An experimental study discovered that without bumble bees, a flowering plant that can self-pollinate lost significant genetic variation in only nine generations. An experiment discovered that “selfing” monkeyflower plants lost 13% to 24% of their genetic variation when compared to another group propagated by bumble bees.
When compared to another group that was propagated by bumble bees, a group of “selfing” monkeyflower plants lost 13% to 24% of their genetic variation. According to a study published in the journal Evolution, this loss may rob plants of their ability to adapt to environmental challenges. With bee populations declining in the wild, the findings raise serious concerns for wild plants and crops that rely on these pollinators.
Responding to changes in nature or the overall environment requires genetic variation. The good news is that they used bumblebees, and while they claim they are in decline, evidence does not support this claim, so the plants are not in danger in the short term. Even better, pollination is not limited to bumblebees; there are over 25,000 species of bees alone, and many other insects pollinate. An experiment conducted outside of a closed greenhouse would demonstrate this.
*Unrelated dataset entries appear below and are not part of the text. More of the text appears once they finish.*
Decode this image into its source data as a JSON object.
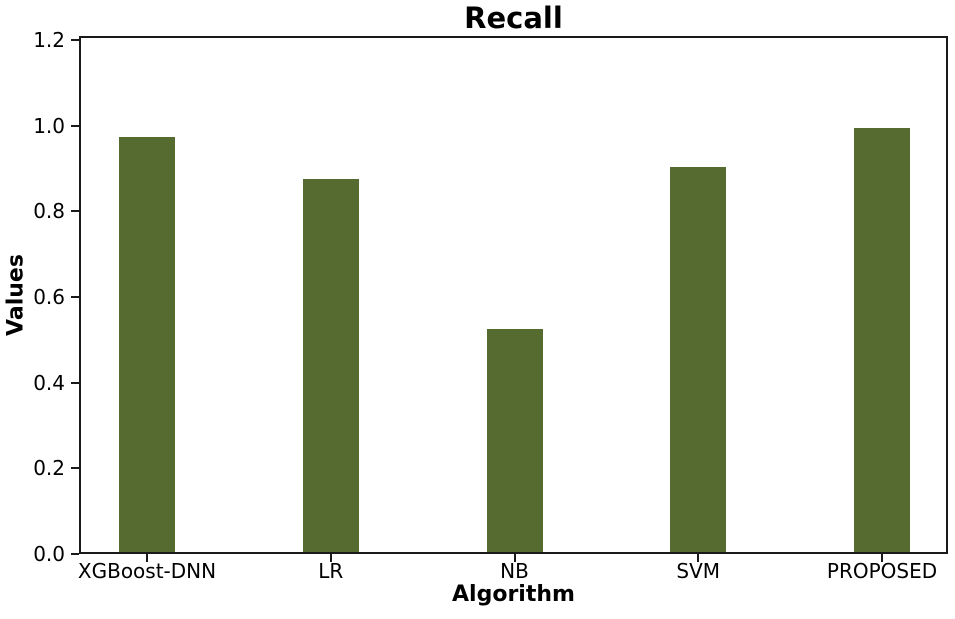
{
  "chart_data": {
    "type": "bar",
    "title": "Recall",
    "xlabel": "Algorithm",
    "ylabel": "Values",
    "categories": [
      "XGBoost-DNN",
      "LR",
      "NB",
      "SVM",
      "PROPOSED"
    ],
    "values": [
      0.97,
      0.87,
      0.52,
      0.9,
      0.99
    ],
    "ylim": [
      0.0,
      1.2
    ],
    "yticks": [
      0.0,
      0.2,
      0.4,
      0.6,
      0.8,
      1.0,
      1.2
    ],
    "ytick_labels": [
      "0.0",
      "0.2",
      "0.4",
      "0.6",
      "0.8",
      "1.0",
      "1.2"
    ],
    "bar_color": "#556B2F",
    "axis_color": "#1a1a1a",
    "grid": false,
    "legend": null
  }
}
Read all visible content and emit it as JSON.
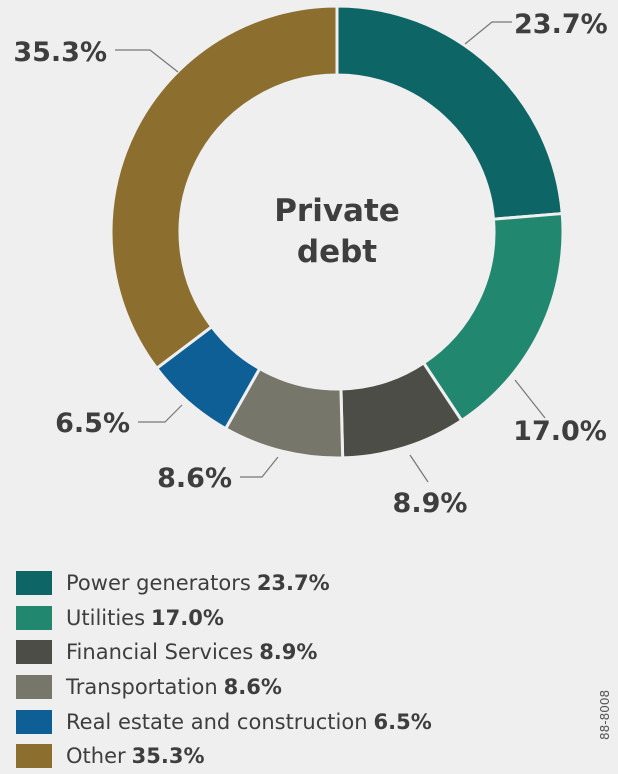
{
  "chart_data": {
    "type": "pie",
    "title": "Private debt",
    "slices": [
      {
        "label": "Power generators",
        "value": 23.7,
        "display": "23.7%",
        "color": "#0d6665"
      },
      {
        "label": "Utilities",
        "value": 17.0,
        "display": "17.0%",
        "color": "#22876f"
      },
      {
        "label": "Financial Services",
        "value": 8.9,
        "display": "8.9%",
        "color": "#4b4d46"
      },
      {
        "label": "Transportation",
        "value": 8.6,
        "display": "8.6%",
        "color": "#76776a"
      },
      {
        "label": "Real estate and construction",
        "value": 6.5,
        "display": "6.5%",
        "color": "#0e5f95"
      },
      {
        "label": "Other",
        "value": 35.3,
        "display": "35.3%",
        "color": "#8c6f2f"
      }
    ],
    "legend_position": "bottom"
  },
  "center": {
    "line1": "Private",
    "line2": "debt"
  },
  "document_code": "88-8008"
}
A really important next step is to see how quickly highly inbred groups’ viability declines over time — to know how quickly those populations will go extinct. We need to fully comprehend the consequences of pollinator extinction. It will have an impact on plant and crop populations in the wild. Many crops rely on bees.
Jeremiah Busch
“We discovered that when plants had to adopt selfing, there were major consequences on their genomes in a very short amount of time,” said Jeremiah Busch, an evolutionary biologist at Washington State University and the study’s lead author.
Pollinators like bees are important to biodiversity in their own right, Busch added, but the study indicates that their decline will also have potentially devastating impacts on plants, and quickly.
“If pollinators are lost, it’s not just going to be a problem for the pollinators: plant populations will lose genetic variation in tens of generations — not thousands, but tens,” said Busch.
While scientists have known that adopting self-pollination can endanger a plant species long-term survival, they did not know exactly how that worked genetically or how quickly.
Busch’s colleagues set up a controlled greenhouse experiment using yellow monkeyflower plants, a common wildflower found in the Western U.S., in which a group of plants were isolated from their bumble bee pollinators. At first the non-bee plants produced few seeds, then they produced a lot as they adapted to self-pollinate. The flowers changed as well with their male and female reproductive parts, the tops of their stamens and pistils, moving closer together to allow for the easier transfer of pollen.
While the selfing plants kept reproducing, they lost genetic variation when compared to a control group visited by bumble bees. Busch believes that adaptation is crucial in explaining these unexpected declines. A favored genotype will spread if it has an advantage in selfing populations, but so will all other mutations it carries, simply because they are lucky enough to reside in that plant’s genome. Because offspring are a mix of their parents’ genetic variability, this phenomenon of “genetic hitchhiking” is much less pronounced when bees visit plants.
“Strong inbreeding fundamentally altered the consequences of adaptation,” he said. Future research should follow plants over a longer period of time to see if and when the loss of genetic variation leads to population collapse, said Busch.
“A really important next step is to see how quickly highly inbred groups’ viability declines over time — to know how quickly those populations will go extinct,” he said. “We need to fully comprehend the consequences of pollinator extinction. It will have an impact on plant and crop populations in the wild. Many crops rely on bees.”
The National Science Foundation funded this research, as did a WSU sabbatical for Busch, which allowed him to collaborate with co-authors John Kelly and Sharif Tusuubira of the University of Kansas, as well as Sarah Bodbyl-Roels of the Colorado School of Mines.